We pull around to the back, and the poignancy of the scene smacks me in the forehead: Christmas lights dangle above decaying loading docks. I turn to Bruno, knowing what was coming.
“I bought it,” he declares. “It has great potential.” Plans are in process for a market and restaurant, he says. To many residents of Tuxedo and Sloatsburg, Bruno has assumed near-mythological status. Few have met him, even fewer have taken the time to check out the Sloatsburg site, but most expressed guarded optimism concerning his observations in the media.
“He talks so fast about so many things that sometimes I can’t keep up with him,” Tyler Rhodes, the good-humored septuagenarian owner of Rhodes North Tavern, told me. “But he is a really smart guy and knows what he’s doing.”

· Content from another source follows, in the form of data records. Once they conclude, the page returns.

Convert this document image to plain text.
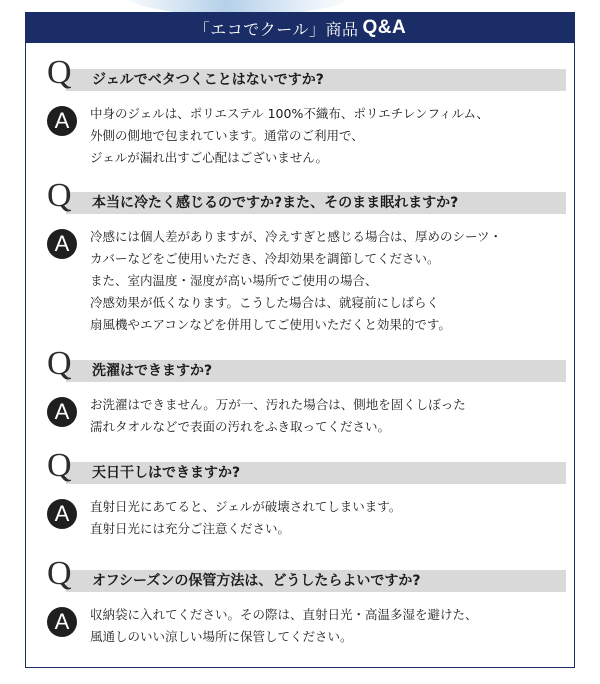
「エコでクール」商品 Q&A
Q ジェルでベタつくことはないですか?
A	中身のジェルは、ポリエステル 100%不織布、ポリエチレンフィルム、
外側の側地で包まれています。通常のご利用で、
ジェルが漏れ出すご心配はございません。
Q 本当に冷たく感じるのですか?また、そのまま眠れますか?
A	冷感には個人差がありますが、冷えすぎと感じる場合は、厚めのシーツ・
カバーなどをご使用いただき、冷却効果を調節してください。
また、室内温度・湿度が高い場所でご使用の場合、
冷感効果が低くなります。こうした場合は、就寝前にしばらく
扇風機やエアコンなどを併用してご使用いただくと効果的です。
Q 洗濯はできますか?
A	お洗濯はできません。万が一、汚れた場合は、側地を固くしぼった
濡れタオルなどで表面の汚れをふき取ってください。
Q 天日干しはできますか?
A	直射日光にあてると、ジェルが破壊されてしまいます。
直射日光には充分ご注意ください。
Q オフシーズンの保管方法は、どうしたらよいですか?
A	収納袋に入れてください。その際は、直射日光・高温多湿を避けた、
風通しのいい涼しい場所に保管してください。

Anne Skinner, back at the Orange Top, has been around long enough to see other ballyhooed ventures come to little, but she is hopeful. Her one grievance regards Bruno’s acquisition of the rambling old Tuxedo Inn and restaurant. It turned out to be structurally ill-suited to renovation, so it was leveled.
“I went on my first date there with my husband; he died four years ago,” Skinner recalled. “Everybody went there. Now there’s no place to go.”
Not surprisingly, civic dignitaries are steadfastly behind the project, not least for the tax revenue it could reap.
I dropped in on Carl Wright who, like Skinner, has seen it all. A genial, loquacious man wearing a blue checked shirt with an American flag pin attached to the collar, he has been the mayor of Sloatsburg, “on and off,” since 1990.
He describes Bruno as a man of “great vision” and, hopefully, the right person to jump-start the local economy after years of stagnation.
He adds: “I think the whole community is enthusiastic about this because it could promote commerce and improve the quality of our village.”
Some up in Tuxedo feel like a bride abandoned at the altar. This is where the project was to begin. For more than two years the media enthused over the second coming of the town, only to see the shrine levitate to Sloatsburg. Early in the planning stage, Bruno and his team, called the Tuxedo Hudson Company, concluded that Sloatsburg was in more need of constructive surgery than its neighbor to the north. So the focus changed, just a baguette’s toss from the railroad station.
Bill Sweet, a financial adviser, part-time commuter, and former president of the Tuxedo Chamber of Commerce, does not need to be sold on the venture wherever it starts.
“They’re really awesome people,” he says. “And as far as I can tell, there is no negative to this.”
Bruno, a man who appears unburdened by self-doubt, is escorting me around his busy work in progress, excitedly pointing out a new reflecting pool and mini-grove of just-planted hornbeam trees. We slog through a muddy construction area where he points to a barnlike structure that will house the art gallery.
“Who knows, maybe no one will go there except me,” he surmised. “But an art gallery is part of my dream, and I want it there, so there it is."